Powell se mostró más agresivo de lo que la mayoría de la gente esperaba. Dijo que el mercado laboral está en una forma bastante decente y que la Fed no creía que los actuales planes de ajuste afectarán negativamente al mercado laboral. El banco central parece tener la intención de aumentar las tasas en un intento por mantener ancladas las expectativas de inflación.

Hubo una señal clara de que la Fed está más dedicada a combatir la inflación que a aumentar la tasa de participación en el lado del empleo del mandato.

La Fed está indicando que las tasas de interés están subiendo y la liquidez se agotará en el sistema. Para el oro, esto significa que los largos se recuperarán y no habrá más impulso. Pero no será una derrota.

El soporte a corto plazo está en $1,780 la onza. Pero existe el riesgo de un movimiento más pronunciado a $1,740- $1,725 ​​durante este trimestre.

El oro está atrapado entre dos fuerzas opuestas: el aumento de los rendimientos del Tesoro de EE. UU. a la luz de una Fed agresiva y un sentimiento de aversión al riesgo.

Por un lado, los rendimientos reales del Tesoro de EE. UU., que tienden a tener una estrecha relación inversa con los precios, han aumentado alrededor de 50 pb desde el cambio de año. Y la reunión de la Fed de esta semana sentó las bases para un aumento de las tasas de interés en marzo. , el primero de los cuatro que esperamos este año. Como resultado, el aumento en los rendimientos reales podría ser el comienzo de una tendencia», dijeron economistas de Capital Economics. Por otro lado, los precios del oro se han visto respaldados por la demanda de refugio seguro. Ha habido una mayor volatilidad y una venta masiva en los mercados financieros. En segundo lugar, el riesgo geopolítico ha aumentado debido a las crecientes tensiones entre Rusia y Ucrania.

Sin embargo, hay alguna esperanza para el oro. Un crecimiento económico más lento en los EE. UU. y una inflación controlada podrían proporcionar el entorno necesario para revertir la tendencia a la baja.

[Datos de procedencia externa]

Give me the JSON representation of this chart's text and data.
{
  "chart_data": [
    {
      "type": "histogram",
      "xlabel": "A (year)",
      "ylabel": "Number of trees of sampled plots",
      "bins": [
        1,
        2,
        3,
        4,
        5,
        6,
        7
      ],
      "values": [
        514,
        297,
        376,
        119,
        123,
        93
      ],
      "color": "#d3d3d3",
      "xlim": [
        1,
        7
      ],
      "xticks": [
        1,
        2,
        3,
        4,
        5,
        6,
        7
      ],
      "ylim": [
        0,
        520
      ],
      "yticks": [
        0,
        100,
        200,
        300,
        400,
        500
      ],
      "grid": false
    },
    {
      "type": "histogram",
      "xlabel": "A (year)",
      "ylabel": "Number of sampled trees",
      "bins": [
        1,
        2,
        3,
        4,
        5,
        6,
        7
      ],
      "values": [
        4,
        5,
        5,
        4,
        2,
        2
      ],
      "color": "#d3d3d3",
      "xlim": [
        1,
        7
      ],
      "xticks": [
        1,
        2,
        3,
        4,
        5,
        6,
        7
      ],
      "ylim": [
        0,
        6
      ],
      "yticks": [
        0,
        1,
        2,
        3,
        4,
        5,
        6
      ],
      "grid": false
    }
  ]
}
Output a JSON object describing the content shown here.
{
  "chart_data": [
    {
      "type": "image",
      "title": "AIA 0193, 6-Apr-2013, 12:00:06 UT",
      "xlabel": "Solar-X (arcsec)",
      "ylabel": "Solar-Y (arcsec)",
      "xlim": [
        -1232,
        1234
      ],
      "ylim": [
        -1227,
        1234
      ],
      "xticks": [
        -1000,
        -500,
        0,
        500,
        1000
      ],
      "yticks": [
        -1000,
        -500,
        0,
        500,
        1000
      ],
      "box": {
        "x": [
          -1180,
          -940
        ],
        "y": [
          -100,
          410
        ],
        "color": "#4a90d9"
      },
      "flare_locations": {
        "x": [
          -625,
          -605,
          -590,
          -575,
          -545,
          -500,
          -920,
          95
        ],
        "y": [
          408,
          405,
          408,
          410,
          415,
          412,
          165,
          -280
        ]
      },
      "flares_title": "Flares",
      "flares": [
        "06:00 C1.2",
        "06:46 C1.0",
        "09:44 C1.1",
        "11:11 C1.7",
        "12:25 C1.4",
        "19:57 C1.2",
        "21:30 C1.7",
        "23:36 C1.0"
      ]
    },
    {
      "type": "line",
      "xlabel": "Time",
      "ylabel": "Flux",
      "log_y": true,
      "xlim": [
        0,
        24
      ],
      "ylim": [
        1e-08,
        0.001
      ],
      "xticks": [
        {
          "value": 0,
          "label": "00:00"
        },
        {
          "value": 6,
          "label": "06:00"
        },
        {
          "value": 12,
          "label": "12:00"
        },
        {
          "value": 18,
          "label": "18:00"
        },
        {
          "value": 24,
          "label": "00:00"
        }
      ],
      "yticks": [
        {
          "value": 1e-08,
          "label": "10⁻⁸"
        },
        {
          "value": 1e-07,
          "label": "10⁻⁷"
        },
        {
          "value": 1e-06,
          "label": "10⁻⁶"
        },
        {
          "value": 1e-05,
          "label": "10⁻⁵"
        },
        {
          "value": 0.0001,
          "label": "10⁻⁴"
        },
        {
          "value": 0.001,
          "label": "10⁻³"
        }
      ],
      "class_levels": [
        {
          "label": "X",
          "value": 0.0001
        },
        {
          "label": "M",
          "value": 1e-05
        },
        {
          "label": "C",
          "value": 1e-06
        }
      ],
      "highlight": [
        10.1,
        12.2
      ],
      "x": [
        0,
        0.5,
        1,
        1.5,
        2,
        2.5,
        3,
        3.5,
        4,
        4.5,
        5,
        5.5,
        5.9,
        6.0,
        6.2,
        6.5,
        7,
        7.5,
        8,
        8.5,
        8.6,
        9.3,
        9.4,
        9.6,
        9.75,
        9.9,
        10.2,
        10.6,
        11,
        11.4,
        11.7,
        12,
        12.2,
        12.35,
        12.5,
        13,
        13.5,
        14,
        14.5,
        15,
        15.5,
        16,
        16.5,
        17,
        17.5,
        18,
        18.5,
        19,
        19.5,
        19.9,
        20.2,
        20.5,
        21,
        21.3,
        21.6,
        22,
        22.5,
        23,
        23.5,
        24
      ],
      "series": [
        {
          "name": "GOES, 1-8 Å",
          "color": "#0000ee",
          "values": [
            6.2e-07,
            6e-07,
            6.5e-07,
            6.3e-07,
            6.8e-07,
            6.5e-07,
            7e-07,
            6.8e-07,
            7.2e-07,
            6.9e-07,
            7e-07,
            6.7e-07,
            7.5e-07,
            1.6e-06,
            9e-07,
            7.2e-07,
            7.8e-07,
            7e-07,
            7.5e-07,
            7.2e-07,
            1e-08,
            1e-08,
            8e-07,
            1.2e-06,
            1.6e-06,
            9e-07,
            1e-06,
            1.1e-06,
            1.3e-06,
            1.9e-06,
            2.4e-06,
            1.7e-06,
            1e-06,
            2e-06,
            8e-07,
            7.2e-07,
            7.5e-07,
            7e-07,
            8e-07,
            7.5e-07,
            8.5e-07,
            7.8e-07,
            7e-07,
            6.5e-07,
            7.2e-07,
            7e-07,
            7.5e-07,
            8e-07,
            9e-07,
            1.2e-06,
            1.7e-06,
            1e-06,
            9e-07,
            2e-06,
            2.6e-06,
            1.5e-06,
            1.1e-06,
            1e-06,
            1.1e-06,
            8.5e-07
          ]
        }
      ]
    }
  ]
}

Seis meses después, cuando la economía se desacelere y la inflación baje, la Fed podría cambiar de opinión.

Un nivel técnico a tener en cuenta para los alcistas del oro es de 1.920 dólares la onza, Si podemos superar los 1.920 dólares, podemos subir mucho más. No considero una ruptura hasta que comencemos a cerrar por encima de eso. Estábamos en camino antes de la reunión de la Fed.

Datos importantes para la próxima semana

En el frente de los datos macro, las nóminas no agrícolas de EE. UU. de enero son la publicación clave a tener en cuenta la próxima semana. Las llamadas de consenso del mercado buscan que la economía de EE. UU. haya agregado 155,000 posiciones a medida que la ola de Omicron golpeó al país. La publicación está prevista para el viernes.

Los mercados también estarán monitoreando el ISM manufacturero PMI el martes y el ISM no manufacturero PMI el jueves.

Está claro que la ola de Omicron golpeó muy fuerte a la economía en diciembre según las cifras de gasto de los consumidores, y no esperamos mucha mejora, si es que hay alguna, en enero. Por lo tanto, esperamos que el riesgo a la baja para las publicaciones del ISM de enero sea mayor. los costos y la cautela del consumidor pesan sobre las lecturas de actividad. Es probable que el informe de empleo de enero sea débil. Es probable que los riesgos sean a la baja dada la fuerte caída en la actividad y las solicitudes de desempleo más altas de lo esperado desde que golpeó la ola de Omicron».